Here in the UK, it’s currently completely legal to be and to buy a prostitute. However the industry isn’t regulated like in other countries, such as the Netherlands. We do have some stringent laws in place, mainly to protect the people involved. So running a brothel or forcing a person into prostitution are both very much illegal.

Elsewhere in Europe it is now completely illegal. An example of which is Sweden.

The law in Sweden is a little more complicated than simply making prostitution illegal, with the Government penalising users of prostitutes, not the prostitutes themselves.

I headed to Sweden to find out how well the law was working in the country, which is often considered to have one of the highest standards of living in the world.

In Sweden I met with a member of the Government from the Moderate Party, who previously opposed the policy.

She said: “It’s been illegal for a while now and a report was commissioned which stated that the policy is working, and that’s great.”

“Prostitution is a major social issue and I believe it damages the social fabric of Sweden, and the Swedish people,” she added.

“There has been a switch from the typical street corner to the internet but it’s not happening anymore in Sweden than it is in other countries which have taken the same action.”

Many Swedes seem to support the law, with polls suggesting some 71% of the population in favour. That number is growing further amongst the young adult population.

While in Sweden I wanted to know what it was like to be a prostitute in a country where your job is a criminal offence.

It may have taken hours scouring the internet but I finally came across a person willing to talk, which was somewhat of a surprise given that it was a 16-year-old boy. He had resorted to prostitution as a way of financing his expensive habits, which include online gaming, consumer electronics and partying.

The boy, named Marcus, hadn’t seen a decrease in the amount of clients who wanted to see him, but admitted that it’s very rare that a Swedish national will utilise his services.

“I have slept with many men, all aged between 18 and 75, many tourists,” he said.

Marcus told me that he has a loving boyfriend but could never admit his illegal activity, in fear that he will leave him.

“I believe him to be the love of my life, it’ll be devastating,” he said.

Could this be a sign of the damaging consequences of prostitution?

Cherie Wilby, 43, from London, believes that the UK should follow the likes of Sweden and Norway in making prostitution illegal.

“I believe the Government is already on track to make this decision. With the Policing and Crime Act of 2009 they already made it illegal to pay for someone who is forced into prostitution,” she said.

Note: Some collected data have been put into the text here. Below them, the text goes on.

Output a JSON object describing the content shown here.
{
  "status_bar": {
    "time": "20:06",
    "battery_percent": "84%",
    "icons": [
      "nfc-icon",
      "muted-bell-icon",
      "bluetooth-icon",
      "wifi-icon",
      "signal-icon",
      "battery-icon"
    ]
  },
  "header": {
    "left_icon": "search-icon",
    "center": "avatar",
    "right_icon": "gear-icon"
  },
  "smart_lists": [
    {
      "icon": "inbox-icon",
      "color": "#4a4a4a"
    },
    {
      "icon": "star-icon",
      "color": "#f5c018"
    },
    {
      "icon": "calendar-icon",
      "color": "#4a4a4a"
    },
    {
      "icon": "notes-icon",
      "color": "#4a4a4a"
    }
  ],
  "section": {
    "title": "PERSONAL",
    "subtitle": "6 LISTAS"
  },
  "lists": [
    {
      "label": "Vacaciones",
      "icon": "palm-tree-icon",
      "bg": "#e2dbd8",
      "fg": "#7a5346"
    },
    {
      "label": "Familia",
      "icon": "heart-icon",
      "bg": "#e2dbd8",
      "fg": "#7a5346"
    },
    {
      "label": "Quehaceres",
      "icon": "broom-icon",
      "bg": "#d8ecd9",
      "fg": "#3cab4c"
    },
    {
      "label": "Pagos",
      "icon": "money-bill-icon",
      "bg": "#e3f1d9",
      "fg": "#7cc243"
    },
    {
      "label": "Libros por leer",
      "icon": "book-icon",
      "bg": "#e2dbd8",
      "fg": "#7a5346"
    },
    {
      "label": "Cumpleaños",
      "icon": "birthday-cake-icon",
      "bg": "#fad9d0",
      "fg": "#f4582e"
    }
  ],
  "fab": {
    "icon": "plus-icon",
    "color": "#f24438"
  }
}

“But I think it can go further, much further. I think no one chooses to do prostitution. Even the desperate need for money is forcing them into it. It’s damn right exploitation of women.”

Public opinion to prostitution is rather varied in the UK, with just over 50% agreeing that it should be criminalised. However that figure, like in Sweden, once again rises for people aged 18-24, with 65% believing it should be made illegal.

Many people may want prostitution to be outlawed here in the UK, but one person who doesn’t is Alice Camberwell who has long supported the legalisation of prostitution.

“Why should we persecute people who may be vulnerable,” she said. “That sounds absurd to me.”

She said that she believes that instead of persecuting these people the Government should try and help them do their profession safely.

“Having regulated prostitution is the way forward – it was for Amsterdam, it will be for this country and every other country,” she added.

She also had advice for people who may have taken up prostitution in the UK but do not quite understand the laws revolving around prostitution.

“The best thing you can do to avoid mixing yourself up in all kinds of trouble is to keep a low profile.

“The less people know about your activities the less likely someone is going to come sniffing around, and it has the added bonus that you won’t be judged.

“What you do with your body is your own business, not anyone else’s.”